The… otherness, again. This sense that he was both in and entirely outside the world he knew. He said, "Tell me Esferth and the others will be there when I go from here?"

She nodded, calmly. "Though some of them won't be."

He stared. A hard thumping of the heart. "What do you mean?" "They are starting to ride out. There is anger, men taking horse, bearing iron."

He sat up. "Holy Jad. How do you know?"

She shrugged. The question, he realized, was foolish. How could he understand how she knew things? How could she answer him? Even in the tongue they shared, the language her people had taught his.

He stood up. Began putting on his clothes. She watched him. He was aware, might always be aware now, of the haste of his doing this, seen through her eyes. The way he and the others lived. "I must go," he said. "If something has happened."

"Someone died," she said gravely. "There is sorrow. The aura of it."

The speed of their dying. He looked at her, holding his tunic in both hands. He cleared his throat. "Don't envy us that," he said.

"But I do," she said simply; small, sleek, shining otherness in the grass. "Will you come back into the wood?"

He hesitated, and then a thought came that could not have come a night before, when he was younger.

"Will you sorrow if I do not?"

Her eyebrows lifted again, but in surprise this time. She moved a hand, same gesture as before, as if reaching for something. Then, slowly, she smiled, looking up at him.

He pulled on his tunic. No belt, because of the iron. He turned to leave. He hadn't answered her question, either. He had no answer to give.

He looked back from the glade's dark edge. She was still sitting there on the grass, unclothed, in her element, sorrowless.

+

The voices in the darkness began moving away to the north. Bern remained where he was in the stream. He had a thought, broke off a reed; might need to submerge himself. He heard shouting, men running. Someone rasped a curse, an obscenity directed at Erlings everywhere, and the scabrous, pustulent whores who gave them birth.

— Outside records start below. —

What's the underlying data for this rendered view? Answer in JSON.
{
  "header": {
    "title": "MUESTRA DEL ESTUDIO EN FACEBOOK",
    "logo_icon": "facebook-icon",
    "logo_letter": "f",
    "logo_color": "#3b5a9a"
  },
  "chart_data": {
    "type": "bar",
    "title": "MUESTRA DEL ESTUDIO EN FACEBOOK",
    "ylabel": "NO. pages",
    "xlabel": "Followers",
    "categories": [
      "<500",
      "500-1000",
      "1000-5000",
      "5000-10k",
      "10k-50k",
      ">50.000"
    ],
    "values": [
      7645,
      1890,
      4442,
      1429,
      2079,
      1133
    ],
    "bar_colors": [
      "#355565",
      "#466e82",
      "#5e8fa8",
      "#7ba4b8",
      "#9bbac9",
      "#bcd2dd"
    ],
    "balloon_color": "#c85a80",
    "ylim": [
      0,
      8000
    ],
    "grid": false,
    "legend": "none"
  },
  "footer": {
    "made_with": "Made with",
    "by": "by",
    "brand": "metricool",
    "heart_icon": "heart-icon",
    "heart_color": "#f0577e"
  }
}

Not a good time for this Erling to be discovered.

He'd been right, then. The signal fire had meant nothing good at all. It was still burning. More shouting now, farther away, towards Esferth, where the tents were: the tents outside an over-flowing city on the eve of a fair. A city they'd been told would be almost empty, one that they might even loot in a raid that would give rise to songs for generations to their glory, and Jormsvik's.